1 INTRODUCTION
With respect to efficacy, cryoballoon (CB)-guided pulmonary vein (PV) isolation of paroxysmal atrial fibrillation (AF) can provide a comparable1-4 or better outcome than contact force-guided radiofrequency catheter ablation.5 Thus, CB ablation is clearly one of the most effective treatment modalities for AF.6,7 However, CB application connotes the risk of severe PV stenosis/occlusions,8,9 and may damage to the extracardiac structures such as the esophagus,10phrenic nerve, and bronchus.11,12
Chun et al. reported the “crosstalk” (CST) phenomenon in which CB application of the left inferior PV (LIPV) was able to ablate the gap sites along the inferior aspect of the left superior PV (LSPV) when applications failed to isolate the LSPV.13 This CST ablation technique can be beneficial in terms of reducing unnecessary freezing of the atrial tissue.

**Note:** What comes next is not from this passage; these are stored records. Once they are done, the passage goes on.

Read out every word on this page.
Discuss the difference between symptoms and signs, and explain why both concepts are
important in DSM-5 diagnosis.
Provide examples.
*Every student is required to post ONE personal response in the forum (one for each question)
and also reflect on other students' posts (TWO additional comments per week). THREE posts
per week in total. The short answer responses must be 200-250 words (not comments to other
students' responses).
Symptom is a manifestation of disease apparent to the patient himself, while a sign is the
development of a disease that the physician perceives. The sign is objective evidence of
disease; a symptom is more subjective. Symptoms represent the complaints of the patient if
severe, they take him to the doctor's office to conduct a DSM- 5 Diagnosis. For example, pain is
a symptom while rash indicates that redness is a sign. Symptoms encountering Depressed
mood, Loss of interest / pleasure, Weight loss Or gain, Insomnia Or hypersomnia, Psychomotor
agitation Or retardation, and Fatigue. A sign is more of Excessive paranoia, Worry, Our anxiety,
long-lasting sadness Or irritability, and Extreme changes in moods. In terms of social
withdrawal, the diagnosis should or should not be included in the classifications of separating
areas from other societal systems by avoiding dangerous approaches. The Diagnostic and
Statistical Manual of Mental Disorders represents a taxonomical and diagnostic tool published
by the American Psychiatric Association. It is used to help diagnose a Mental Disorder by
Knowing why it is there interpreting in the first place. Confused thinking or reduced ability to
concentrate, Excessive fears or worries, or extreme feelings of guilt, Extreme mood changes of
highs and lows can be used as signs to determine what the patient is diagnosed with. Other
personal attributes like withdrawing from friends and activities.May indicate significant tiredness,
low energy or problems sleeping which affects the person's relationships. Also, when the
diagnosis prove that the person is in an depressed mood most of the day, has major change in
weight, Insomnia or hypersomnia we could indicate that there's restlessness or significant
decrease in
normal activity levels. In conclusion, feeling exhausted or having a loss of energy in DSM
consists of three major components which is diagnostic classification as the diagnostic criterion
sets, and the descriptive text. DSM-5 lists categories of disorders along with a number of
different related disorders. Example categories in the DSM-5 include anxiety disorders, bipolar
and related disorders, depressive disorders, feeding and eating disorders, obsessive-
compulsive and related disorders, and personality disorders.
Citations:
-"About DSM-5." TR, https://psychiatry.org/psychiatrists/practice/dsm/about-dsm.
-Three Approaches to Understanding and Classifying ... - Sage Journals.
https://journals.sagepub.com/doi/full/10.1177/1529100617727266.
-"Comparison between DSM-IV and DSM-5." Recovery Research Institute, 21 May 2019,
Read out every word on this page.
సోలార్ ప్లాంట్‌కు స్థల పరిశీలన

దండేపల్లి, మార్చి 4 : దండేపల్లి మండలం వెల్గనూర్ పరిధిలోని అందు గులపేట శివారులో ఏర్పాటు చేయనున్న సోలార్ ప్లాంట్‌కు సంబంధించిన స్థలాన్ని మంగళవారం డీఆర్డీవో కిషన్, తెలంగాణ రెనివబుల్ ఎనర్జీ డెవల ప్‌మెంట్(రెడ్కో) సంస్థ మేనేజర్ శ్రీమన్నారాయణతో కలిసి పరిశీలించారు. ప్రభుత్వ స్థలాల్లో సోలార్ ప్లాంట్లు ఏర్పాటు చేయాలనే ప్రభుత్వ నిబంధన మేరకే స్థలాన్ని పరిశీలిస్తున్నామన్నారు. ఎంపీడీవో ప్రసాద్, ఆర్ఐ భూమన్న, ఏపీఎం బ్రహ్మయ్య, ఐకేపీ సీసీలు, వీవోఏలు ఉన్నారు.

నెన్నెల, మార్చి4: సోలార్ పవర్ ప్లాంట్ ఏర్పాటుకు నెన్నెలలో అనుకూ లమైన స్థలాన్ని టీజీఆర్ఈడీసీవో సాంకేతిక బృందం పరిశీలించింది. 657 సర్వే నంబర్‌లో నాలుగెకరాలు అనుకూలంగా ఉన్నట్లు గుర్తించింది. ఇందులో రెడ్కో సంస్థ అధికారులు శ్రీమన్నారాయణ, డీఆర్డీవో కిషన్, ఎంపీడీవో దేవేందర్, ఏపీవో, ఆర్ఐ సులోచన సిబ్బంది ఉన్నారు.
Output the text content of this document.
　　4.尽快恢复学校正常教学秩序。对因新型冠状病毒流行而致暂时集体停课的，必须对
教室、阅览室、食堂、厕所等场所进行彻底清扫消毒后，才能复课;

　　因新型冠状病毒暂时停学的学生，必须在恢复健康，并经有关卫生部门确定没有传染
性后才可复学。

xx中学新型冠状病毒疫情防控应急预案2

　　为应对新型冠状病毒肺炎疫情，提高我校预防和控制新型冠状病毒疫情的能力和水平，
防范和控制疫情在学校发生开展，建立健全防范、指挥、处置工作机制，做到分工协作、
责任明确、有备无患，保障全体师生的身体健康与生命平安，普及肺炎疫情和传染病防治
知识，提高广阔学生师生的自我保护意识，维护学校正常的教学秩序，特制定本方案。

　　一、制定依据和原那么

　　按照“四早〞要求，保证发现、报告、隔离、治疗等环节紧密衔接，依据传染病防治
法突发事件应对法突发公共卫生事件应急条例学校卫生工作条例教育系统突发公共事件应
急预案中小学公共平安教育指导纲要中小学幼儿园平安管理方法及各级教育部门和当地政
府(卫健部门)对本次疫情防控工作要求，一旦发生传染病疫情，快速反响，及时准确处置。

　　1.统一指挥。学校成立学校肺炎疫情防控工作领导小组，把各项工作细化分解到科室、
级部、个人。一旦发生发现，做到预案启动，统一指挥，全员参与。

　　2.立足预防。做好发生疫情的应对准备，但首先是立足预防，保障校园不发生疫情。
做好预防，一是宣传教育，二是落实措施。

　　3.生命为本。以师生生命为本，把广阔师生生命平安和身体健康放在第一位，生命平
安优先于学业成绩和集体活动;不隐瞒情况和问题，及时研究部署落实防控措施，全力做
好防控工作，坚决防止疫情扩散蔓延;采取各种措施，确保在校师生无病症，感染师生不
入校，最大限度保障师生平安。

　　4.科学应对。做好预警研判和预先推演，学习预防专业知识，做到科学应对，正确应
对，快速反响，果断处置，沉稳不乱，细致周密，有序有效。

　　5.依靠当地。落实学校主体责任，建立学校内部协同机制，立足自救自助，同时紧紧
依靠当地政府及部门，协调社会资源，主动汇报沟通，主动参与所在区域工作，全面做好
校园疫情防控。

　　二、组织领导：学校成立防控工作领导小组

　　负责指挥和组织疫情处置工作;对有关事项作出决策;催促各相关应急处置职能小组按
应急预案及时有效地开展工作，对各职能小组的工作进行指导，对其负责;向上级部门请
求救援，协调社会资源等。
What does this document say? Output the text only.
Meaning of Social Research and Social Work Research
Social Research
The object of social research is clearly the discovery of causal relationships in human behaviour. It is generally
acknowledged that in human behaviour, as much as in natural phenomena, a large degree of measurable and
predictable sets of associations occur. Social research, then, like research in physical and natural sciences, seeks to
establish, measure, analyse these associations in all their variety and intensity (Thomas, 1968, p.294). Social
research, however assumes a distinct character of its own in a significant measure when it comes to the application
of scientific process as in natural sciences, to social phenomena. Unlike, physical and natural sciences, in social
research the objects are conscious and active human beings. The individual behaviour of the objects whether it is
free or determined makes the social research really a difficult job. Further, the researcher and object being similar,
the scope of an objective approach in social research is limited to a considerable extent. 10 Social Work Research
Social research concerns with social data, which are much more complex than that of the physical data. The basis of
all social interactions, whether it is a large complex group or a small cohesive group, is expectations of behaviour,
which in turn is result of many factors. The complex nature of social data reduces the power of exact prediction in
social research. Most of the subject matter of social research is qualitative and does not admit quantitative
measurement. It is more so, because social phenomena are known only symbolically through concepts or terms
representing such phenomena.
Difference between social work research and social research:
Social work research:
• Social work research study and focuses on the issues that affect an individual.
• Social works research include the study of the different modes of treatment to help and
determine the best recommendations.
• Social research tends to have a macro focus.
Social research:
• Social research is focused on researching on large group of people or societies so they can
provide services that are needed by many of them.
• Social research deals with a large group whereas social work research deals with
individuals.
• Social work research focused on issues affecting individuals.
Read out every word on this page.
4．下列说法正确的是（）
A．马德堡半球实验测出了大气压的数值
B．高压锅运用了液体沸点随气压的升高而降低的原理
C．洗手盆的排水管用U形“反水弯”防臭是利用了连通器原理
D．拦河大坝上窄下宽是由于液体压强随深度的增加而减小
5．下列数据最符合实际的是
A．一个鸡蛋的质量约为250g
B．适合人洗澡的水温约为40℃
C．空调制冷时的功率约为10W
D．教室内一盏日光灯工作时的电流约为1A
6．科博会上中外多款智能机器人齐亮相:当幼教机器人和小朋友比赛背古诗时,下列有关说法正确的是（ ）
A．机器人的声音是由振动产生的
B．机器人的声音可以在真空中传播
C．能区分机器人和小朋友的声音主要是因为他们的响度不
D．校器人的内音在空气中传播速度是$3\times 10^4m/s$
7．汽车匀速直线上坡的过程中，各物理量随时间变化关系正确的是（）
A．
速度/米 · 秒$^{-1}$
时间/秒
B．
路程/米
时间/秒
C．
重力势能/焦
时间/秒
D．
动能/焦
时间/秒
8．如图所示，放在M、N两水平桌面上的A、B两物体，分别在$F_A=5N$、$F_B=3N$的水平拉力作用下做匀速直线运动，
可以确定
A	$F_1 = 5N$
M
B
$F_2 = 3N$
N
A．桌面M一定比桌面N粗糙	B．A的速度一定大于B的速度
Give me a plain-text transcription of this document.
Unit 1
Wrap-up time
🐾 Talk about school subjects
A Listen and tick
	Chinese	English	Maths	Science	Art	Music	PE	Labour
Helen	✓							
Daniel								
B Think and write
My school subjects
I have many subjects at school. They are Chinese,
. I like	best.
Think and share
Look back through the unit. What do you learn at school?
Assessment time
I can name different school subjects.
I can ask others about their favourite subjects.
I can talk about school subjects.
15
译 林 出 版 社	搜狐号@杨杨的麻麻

Nevertheless, it is unclear which situations will necessitate the adoption of the CST ablation technique. Miyazaki et al. showed that the CST ablation technique was useful in cases in which the LSPV could not be isolated even if complete PV occlusion was achieved with the CB, and the nadir balloon temperature (NT) of the CB was not fully analyzed.14
The present study aimed to investigate the relationship between the NT and occlusion status of the CB and the efficacy of CST ablation. Additionally, we sought to find the predictors of appropriate conditions for when the CST ablation technique should be adopted.